Project MEGA (Memory, Education, Generation, Action) brings Jewish students from around the world together to repair and restore abandoned Jewish cemeteries in eastern Europe. The five-year-old program is funded by Hillel International and the Genesis Philanthropy Group, the latter of which works to preserve Russian-Jewish heritage.
Lysenko’s session, which took place over eight days in July, had 75 students participating from nine countries, including Russia, Azerbaijan, Ukraine, and Israel. They spent their time digging out sunken headstones, standing them up and cleaning them, said Lysenko. The Israeli students helped translate the
inscriptions on the stones.
“The last Jew in the town died a couple of years back,” he said, “And nobody has been buried in the cemetery since World War Two.”
Before the war, there were some 800,000 Jews living in Belarus. Most of them were killed in the Holocaust. In 2014, there were an estimated 70,000 Jews living in Belarus, and many more Belarusian Jews living in Israel.
After spending all day in the cemetery, the group would have dinner and then settle in for classes focused on Jewish history, stories and symbols. Everything would connect with what they were doing in the cemeteries.

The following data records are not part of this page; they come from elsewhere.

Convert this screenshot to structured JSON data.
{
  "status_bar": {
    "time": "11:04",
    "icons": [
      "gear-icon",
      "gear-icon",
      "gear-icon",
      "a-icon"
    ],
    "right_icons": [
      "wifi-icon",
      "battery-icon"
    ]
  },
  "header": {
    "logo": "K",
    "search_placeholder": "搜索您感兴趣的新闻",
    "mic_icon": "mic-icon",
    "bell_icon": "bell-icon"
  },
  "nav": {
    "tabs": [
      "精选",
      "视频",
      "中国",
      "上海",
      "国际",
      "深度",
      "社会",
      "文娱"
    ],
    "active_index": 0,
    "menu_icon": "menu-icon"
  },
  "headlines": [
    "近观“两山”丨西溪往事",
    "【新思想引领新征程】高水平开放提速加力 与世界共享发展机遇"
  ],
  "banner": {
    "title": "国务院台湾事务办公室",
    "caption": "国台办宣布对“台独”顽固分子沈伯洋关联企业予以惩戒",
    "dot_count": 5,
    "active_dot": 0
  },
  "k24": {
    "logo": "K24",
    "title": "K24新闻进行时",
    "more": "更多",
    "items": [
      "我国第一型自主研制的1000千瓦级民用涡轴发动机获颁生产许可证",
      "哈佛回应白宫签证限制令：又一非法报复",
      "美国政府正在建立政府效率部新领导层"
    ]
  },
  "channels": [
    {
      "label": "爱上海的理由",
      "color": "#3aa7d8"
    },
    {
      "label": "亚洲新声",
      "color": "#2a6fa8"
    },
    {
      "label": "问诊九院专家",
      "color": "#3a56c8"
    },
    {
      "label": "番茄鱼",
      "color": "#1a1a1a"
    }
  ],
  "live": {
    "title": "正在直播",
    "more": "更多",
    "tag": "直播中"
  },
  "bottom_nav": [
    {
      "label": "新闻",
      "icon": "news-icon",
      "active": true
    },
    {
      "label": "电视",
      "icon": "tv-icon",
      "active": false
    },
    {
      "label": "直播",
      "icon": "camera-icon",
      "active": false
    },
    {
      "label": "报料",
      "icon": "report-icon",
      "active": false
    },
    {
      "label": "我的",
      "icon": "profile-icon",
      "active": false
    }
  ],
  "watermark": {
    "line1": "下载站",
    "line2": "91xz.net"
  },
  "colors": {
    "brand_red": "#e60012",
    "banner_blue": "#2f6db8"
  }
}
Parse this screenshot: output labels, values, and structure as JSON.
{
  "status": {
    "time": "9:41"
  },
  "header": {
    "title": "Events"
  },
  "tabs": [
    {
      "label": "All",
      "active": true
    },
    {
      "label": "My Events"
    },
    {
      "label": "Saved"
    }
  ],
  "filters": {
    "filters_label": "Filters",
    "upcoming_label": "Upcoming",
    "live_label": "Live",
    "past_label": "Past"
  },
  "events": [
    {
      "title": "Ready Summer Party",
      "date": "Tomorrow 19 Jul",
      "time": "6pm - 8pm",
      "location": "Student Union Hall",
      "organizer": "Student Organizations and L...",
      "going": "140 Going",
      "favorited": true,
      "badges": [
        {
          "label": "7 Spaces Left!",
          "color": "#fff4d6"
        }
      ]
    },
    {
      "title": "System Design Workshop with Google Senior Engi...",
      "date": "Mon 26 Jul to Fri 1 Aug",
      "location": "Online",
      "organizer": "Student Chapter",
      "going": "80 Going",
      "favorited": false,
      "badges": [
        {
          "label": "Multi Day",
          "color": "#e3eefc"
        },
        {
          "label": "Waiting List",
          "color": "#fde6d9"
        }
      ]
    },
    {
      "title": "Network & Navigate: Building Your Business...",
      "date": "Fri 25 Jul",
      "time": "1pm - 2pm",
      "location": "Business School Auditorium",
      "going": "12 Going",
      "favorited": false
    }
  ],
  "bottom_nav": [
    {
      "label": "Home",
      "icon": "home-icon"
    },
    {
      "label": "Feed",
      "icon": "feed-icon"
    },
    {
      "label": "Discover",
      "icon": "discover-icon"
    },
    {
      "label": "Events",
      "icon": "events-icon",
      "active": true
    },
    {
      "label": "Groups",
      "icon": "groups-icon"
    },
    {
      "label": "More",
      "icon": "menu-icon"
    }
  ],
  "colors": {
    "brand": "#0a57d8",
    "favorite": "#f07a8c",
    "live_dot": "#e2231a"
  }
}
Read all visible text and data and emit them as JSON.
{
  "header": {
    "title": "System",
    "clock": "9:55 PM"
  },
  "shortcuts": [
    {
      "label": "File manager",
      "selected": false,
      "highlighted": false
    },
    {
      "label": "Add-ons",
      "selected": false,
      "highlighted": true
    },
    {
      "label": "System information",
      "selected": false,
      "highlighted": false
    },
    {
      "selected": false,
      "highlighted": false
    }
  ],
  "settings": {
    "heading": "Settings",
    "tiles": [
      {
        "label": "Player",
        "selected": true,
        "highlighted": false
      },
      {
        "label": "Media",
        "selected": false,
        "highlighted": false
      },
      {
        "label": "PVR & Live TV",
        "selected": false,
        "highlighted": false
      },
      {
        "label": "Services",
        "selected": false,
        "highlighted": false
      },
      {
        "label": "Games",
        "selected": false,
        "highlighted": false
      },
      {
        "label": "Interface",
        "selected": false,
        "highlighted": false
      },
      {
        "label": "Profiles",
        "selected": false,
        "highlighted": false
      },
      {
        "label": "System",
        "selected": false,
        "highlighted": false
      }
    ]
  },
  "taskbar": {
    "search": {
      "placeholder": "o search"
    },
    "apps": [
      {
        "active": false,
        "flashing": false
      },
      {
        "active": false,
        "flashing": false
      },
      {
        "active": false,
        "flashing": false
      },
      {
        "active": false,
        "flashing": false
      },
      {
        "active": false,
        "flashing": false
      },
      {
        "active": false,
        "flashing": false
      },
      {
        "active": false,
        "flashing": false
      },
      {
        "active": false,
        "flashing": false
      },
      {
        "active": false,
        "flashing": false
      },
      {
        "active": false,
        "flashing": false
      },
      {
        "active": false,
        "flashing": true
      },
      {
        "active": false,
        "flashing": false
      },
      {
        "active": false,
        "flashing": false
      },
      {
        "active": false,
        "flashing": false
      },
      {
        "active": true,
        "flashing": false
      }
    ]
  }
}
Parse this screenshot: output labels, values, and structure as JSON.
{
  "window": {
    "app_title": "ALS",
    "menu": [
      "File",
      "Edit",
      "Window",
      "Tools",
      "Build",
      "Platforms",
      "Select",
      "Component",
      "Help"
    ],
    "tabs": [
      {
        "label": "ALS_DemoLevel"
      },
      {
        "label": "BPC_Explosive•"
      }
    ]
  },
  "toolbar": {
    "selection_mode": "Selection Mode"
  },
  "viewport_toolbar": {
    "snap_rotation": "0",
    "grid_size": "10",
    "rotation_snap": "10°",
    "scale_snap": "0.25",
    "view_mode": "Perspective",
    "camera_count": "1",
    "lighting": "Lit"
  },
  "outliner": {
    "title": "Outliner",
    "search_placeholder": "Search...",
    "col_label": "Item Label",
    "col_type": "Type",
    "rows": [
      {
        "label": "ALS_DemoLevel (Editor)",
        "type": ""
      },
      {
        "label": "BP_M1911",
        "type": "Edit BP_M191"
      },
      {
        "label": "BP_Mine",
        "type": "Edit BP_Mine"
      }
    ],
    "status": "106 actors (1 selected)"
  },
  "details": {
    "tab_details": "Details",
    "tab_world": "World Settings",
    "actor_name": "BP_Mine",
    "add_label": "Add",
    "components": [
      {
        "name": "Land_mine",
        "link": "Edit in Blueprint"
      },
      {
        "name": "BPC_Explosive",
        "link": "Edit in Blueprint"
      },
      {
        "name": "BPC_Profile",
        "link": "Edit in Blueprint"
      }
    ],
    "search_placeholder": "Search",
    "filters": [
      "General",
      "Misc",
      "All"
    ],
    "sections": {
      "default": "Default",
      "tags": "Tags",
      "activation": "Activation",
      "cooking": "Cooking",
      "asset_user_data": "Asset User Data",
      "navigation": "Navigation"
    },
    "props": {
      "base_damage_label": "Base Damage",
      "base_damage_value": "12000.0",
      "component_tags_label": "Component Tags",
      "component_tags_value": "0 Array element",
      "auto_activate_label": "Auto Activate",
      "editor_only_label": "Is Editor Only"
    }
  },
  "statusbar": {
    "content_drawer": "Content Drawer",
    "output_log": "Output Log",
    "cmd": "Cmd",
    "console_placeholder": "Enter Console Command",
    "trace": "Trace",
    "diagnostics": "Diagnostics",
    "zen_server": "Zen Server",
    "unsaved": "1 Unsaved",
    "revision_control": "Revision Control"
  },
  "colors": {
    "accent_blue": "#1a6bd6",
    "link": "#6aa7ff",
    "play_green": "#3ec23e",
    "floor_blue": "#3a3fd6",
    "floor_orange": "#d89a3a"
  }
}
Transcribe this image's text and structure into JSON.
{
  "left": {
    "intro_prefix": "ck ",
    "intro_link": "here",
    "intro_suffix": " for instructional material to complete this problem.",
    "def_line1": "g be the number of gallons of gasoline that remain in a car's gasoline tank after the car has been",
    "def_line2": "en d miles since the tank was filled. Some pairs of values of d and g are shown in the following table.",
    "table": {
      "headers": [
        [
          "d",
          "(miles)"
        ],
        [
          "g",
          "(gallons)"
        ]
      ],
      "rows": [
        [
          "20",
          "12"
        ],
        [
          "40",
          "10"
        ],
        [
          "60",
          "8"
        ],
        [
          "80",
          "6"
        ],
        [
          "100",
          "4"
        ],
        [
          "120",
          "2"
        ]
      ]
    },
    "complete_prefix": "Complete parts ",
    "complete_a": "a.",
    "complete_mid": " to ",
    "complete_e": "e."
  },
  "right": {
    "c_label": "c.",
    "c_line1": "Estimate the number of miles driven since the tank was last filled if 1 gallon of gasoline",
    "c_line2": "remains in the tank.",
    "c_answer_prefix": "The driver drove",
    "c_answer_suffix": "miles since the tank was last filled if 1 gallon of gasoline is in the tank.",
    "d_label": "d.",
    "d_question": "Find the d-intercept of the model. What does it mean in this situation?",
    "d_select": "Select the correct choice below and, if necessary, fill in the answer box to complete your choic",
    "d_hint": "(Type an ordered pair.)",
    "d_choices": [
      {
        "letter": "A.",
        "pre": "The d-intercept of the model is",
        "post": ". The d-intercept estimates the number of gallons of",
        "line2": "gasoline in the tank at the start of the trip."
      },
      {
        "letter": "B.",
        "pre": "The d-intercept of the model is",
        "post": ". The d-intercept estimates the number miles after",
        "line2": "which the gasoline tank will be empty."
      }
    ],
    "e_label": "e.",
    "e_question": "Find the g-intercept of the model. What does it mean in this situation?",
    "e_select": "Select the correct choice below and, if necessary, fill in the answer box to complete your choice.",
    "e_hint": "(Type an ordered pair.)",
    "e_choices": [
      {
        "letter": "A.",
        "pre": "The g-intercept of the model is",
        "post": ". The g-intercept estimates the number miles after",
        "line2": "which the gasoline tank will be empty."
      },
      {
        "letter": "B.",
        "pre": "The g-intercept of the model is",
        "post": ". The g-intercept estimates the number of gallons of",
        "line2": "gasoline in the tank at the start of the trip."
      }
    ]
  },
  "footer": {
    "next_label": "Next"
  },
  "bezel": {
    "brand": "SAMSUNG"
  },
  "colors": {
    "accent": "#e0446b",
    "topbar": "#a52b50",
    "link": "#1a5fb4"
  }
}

For Lysenko, the clean-up effort was a new way of connecting with his Judaism. He said he wasn’t very involved with Hillel prior to the trip.
“My experience with Judaism has always been through my synagogue with people older than me,” he said in a phone interview. “It was a unique experience for me connecting with people my age through Judaism.”
One of Lysenko’s friends participated in Project MEGA and encouraged him to do the same. He decided to trust her and was ultimately surprised by what the trip had to offer, he said.
“I’ve been to Eastern Europe in the past and studied it in school, but I never felt a connection before,” he explained.
The trip also affected him emotionally. One of the tour guides on the program, a Holocaust survivor from the area, knew the stories of everybody in town. She also raised money to build memorial statues for some of the local victims of the Holocaust.
“I was very emotionally moved. She had the biggest impact on me,” he said.
With all of this physical and emotional heavy lifting, there was still time to make friends and explore the area. Lysenko became really close with two Ukranian students participating in the program, and the group discussed differences in Jewish life for people growing up in the United States versus Ukraine.
“That was really interesting to see,” he said. “In the U.S., Judaism is really widely accepted. [The Ukranians] practice Judaism in a musical kind of way. Because of how repressed Judaism was, people practiced as they could. I think they tend to try and live the prayer. It’s more about the spirit of the actions.”
Now that he’s back, Lysenko wants to learn more and connect further with his Judaism. He plans to study at a yeshiva; he said another participant on the trip signed up to be an IDF soldier as soon as he got home.
“It’s interesting how this trip has effected so many people on it. I learned a lot of this history, and felt it,” he said. Lysenko and his group only cleared up about a third of the cemetery in the eight days they were in Minsk, so the project isn’t over yet.
I believe this cemetery is in Mir, not Minsk. I visited the Mir cemetery a week after this article appeared and our guide praised the work of the students. They are pictured in front of the Mir Castle.